There have been quite a few times when I’ve been with someone who is about to die, times when I’ve been there at the moment of death, and times when I’ve visited the room just after death. The overriding impression is of an active process, a mysterious transition, rather than a final curtain. After death it is just a body, however cherished in life. The person has gone.

The prelude to death though, can be something quite extraordinary. On several occasions I’ve felt  that the dying person is in dialogue with someone else, unseen and unheard. You can feel like you’re eavesdropping. Likewise, I saw my friend on the morning of his death. He was asleep, but with an overwhelming atmosphere in the room  of contentment. His earthly life was almost over, nothing here mattered any more.
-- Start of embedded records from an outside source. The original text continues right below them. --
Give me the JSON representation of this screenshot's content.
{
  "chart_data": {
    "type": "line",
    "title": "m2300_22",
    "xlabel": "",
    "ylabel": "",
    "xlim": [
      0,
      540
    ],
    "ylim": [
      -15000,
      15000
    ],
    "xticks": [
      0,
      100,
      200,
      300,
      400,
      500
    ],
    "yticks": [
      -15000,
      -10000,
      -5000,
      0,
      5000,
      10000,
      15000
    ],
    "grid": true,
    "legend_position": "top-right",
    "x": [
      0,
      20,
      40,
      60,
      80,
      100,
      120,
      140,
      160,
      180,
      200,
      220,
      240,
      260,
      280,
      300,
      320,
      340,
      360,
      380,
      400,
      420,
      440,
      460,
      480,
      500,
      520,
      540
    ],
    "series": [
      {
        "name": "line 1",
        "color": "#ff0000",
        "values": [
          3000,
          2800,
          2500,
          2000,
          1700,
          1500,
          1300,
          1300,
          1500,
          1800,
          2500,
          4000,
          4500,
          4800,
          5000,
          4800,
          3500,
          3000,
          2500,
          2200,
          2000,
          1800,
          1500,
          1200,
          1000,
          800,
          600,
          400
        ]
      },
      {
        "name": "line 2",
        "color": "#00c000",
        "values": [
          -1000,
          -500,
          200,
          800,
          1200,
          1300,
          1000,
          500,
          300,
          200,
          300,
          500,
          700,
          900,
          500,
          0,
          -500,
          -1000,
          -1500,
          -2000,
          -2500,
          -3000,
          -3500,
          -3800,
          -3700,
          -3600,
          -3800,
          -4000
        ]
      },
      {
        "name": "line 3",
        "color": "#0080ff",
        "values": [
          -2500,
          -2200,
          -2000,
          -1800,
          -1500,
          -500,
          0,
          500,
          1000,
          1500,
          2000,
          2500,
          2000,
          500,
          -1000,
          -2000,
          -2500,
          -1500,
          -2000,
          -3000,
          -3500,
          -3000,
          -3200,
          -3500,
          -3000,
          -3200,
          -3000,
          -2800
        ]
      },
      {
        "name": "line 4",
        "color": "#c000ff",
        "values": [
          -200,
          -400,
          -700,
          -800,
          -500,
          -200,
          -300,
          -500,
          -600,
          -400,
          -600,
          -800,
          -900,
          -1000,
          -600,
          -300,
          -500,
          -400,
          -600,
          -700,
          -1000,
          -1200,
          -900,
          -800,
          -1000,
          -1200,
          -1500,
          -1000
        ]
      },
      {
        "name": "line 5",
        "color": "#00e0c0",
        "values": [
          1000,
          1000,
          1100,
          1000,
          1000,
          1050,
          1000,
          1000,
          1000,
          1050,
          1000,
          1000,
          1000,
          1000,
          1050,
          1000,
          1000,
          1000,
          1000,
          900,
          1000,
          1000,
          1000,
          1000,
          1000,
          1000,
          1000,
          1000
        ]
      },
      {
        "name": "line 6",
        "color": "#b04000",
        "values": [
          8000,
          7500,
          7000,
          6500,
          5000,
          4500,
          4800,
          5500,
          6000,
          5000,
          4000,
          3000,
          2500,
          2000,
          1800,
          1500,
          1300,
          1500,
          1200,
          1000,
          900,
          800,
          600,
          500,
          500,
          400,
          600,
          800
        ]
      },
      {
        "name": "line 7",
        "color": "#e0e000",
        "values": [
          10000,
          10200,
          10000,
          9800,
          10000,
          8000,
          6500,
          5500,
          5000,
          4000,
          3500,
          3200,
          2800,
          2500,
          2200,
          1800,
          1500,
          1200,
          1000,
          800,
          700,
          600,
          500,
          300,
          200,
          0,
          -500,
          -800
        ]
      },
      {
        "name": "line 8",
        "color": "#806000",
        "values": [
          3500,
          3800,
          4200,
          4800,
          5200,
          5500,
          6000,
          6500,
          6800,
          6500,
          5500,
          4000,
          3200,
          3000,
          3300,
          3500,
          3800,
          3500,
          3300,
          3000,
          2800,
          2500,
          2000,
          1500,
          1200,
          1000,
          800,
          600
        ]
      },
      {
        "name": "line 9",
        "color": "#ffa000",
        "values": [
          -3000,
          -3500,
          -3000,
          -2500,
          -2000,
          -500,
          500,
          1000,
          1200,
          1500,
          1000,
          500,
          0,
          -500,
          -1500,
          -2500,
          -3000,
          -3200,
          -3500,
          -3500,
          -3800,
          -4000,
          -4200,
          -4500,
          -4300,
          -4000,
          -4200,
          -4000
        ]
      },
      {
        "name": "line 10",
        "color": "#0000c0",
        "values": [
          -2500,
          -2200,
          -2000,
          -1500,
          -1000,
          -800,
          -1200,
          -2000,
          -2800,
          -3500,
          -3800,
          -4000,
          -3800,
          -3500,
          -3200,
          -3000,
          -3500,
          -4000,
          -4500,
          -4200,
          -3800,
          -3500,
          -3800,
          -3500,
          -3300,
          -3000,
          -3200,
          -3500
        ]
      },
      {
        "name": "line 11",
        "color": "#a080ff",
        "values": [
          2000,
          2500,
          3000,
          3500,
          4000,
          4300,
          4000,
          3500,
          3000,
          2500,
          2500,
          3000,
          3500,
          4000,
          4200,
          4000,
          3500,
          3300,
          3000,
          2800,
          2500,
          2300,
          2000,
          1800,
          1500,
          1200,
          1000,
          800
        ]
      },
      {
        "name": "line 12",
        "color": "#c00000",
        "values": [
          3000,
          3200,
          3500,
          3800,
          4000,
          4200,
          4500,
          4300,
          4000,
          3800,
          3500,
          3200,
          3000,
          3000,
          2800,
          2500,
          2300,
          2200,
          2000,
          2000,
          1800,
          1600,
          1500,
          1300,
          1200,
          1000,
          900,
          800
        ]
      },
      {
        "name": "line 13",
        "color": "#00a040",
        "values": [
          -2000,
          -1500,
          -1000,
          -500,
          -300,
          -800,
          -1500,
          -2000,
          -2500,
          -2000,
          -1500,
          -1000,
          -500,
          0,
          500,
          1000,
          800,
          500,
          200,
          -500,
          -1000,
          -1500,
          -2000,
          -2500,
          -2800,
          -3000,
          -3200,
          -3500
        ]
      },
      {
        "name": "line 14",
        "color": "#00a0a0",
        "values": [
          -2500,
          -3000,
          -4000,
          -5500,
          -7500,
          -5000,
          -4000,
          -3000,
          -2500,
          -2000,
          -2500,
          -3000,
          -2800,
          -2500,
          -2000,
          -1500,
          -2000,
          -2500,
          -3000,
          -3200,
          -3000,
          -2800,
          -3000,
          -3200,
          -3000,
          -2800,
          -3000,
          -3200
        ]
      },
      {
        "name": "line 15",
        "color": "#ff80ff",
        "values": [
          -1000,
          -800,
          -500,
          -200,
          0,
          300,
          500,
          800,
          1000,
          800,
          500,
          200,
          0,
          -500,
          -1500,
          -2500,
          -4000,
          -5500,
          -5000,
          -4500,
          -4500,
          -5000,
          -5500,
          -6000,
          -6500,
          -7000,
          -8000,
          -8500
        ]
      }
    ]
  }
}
That short period – to tie up the important loose ends, deal with your religious requirements, say your goodbyes – is a time of sadness but also of almost palpable heroism in some cases. I always remember a 10 year old boy with cystic fibrosis refusing antibiotics because, as he pointed out,  his mother had suffered enough. Desperately sad, in theory,  but he was OK with it.

No doubt there are many, many aspects to the ‘good death’, and I’m not intending to reduce it to a limited few observations, but the concept is very noble and also very real. My friend managed it.